Diana Sacayán's body was discovered in her apartment on October 13. A transgender rights activist, Sacayán was the coordinator of the Anti-Discriminatory Movement for Liberation. Police say there were signs of a struggle, leading to suspicions that she was murdered.

Image: “I support the law for a trans workplace quota.”

Tweet: Diana Sacayán: It is our task to multiply your struggle.

Sacayán was the first Argentinian trans-woman to receive the country's new national ID card, which recognizes the right to gender identity. She won the right to this identity with the recent passage of the Trans Quota Act, which establishes that the public sector within the Province of Buenos Aires shall “employ at least 1 percent of people belonging to the transgender, transvestite, and transsexual communities.” This law also applies to companies and corporations owned and controlled by the state.

The Argentine Homosexual Community has denounced the activist's death, calling it a “hate crime.” The organization also highlights that there were seven such deaths recorded in 2014.
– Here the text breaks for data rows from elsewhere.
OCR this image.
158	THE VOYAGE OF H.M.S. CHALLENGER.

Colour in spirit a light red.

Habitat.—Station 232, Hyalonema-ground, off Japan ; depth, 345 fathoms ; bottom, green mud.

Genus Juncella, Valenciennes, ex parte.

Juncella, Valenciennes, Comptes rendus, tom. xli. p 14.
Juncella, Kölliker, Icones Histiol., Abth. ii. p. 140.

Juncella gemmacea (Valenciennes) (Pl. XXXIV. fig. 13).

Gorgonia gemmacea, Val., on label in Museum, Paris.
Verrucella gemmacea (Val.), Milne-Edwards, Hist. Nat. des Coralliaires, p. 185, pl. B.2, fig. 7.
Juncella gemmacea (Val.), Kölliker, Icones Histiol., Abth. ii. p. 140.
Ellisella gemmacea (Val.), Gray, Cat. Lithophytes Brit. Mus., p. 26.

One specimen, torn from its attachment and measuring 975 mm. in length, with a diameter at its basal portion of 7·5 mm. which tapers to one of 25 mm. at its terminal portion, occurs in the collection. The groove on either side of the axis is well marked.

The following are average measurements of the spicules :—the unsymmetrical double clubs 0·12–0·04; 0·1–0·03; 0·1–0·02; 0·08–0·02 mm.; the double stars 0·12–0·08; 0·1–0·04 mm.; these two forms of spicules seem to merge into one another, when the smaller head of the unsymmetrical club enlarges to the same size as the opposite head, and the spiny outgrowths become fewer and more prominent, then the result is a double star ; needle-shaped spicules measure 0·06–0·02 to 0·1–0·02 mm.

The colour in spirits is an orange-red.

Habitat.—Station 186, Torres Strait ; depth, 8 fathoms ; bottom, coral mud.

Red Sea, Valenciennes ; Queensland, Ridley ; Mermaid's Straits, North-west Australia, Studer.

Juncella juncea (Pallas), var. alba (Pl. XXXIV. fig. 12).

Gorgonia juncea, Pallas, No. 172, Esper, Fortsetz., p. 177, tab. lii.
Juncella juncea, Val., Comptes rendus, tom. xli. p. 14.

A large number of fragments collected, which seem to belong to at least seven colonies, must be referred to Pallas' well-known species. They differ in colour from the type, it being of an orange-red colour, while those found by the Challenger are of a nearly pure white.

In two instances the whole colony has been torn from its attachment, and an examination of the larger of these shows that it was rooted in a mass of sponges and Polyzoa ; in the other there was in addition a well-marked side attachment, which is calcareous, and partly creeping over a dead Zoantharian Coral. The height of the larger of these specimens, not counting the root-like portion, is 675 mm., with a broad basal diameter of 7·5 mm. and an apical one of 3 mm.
In the past month alone, Sacayán's death marks the third “femicide” committed against a trans-women, according to an announcement from the Argentine Federation for Lesbians, Gays, Bisexuals and Trans, whose spokesperson, Esteban Paulón, stated:

La discriminación sigue matando, y no lo decimos figurativamente: casos como el de Diana Sacayán, Marcela Chocobar y Coty Olmos muestran con crudeza el efecto que esa discriminación tiene sobre las personas. Ante esta realidad, el Congreso no puede seguir mirando para otro lado sin brindar herramientas efectivas para la construcción de una sociedad igualitaria”.

Discrimination is still killing, and we don't say this figuratively: many cases, such as those of Diana Sacayán, Marcela Chocobar, and Coty Olmos, reveal in a harsh way the effect that this type of discrimination has over people. Faced with this reality, the Congress cannot keep on turning a blind eye and not providing effective tools to build an equal society.

Both Marcela Chocobar and Coty Olmos were also brutally murdered.

Tweet: #JusticiaParaDiana Third #FemicidioTrans in a month. This time, activist #DianaSacayan

Link: Diana Sacayán, the activist who achieved that 1 percent of public employment are for the trans community. By Violeta Assiego (@vissibles) “We at the International Lesbian, Gay, Bisexual, Trans and Intersex Association for Latin America and the Caribbean request that national judicial authorities release a clarification soon on Diana Sacayán's death and many other LGBTI women and people”

On social media, Internet users have boiled with outrage:

Trans leader Diana Sacayán believed in organizing, she had a sense of humor. She loved to say she was an active member of MAL: Anti-Discriminatory Movement for Liberation.

Even Argentinan President Cristina Kirchner released a statement about Sacayán's death.

This case is also an opportunity for the country to recall its many unsolved deaths, such as public prosecutor Alberto Nisman, who led the Argentine Israelite Mutual Association building bombing investigation. Nisman was found dead in an apparent suicide, hours before he was due to bring accusations against the president and several staff members of the ruling party for covering up Iran's involvement in the 1994 bombing that claimed 85 innocent lives:

The President requested to clear up trans activist Diana Sacayán's death/I got a fright, I thought she was talking about Nisman

9 femicides and 1 “travesticide” in one week it is not coincidence but malice. It's enough! In behalf of Diana and many others, at 11 in Viamonte 1147

Meanwhile, the use of labels such as “femincide” and “travesticide” are fueling a major debate:

Today I heard the word “travesticide”. Too much specificity regarding people prone to discrimination.

“Travesticide” sounds suspicious to me. I don't really know why, or whether it's right or wrong, but why don't we just call it “femicide” and that's it?

Since 2008, there have been more than 1,800 women murdered in Argentina every year, according to Casa del Encuentro, an NGO that assists gender-violence victims. Last June, dozens of people marched through the cities’ streets under the motto #NiUnaMenos (Not One Less) to protest against femicides in the country.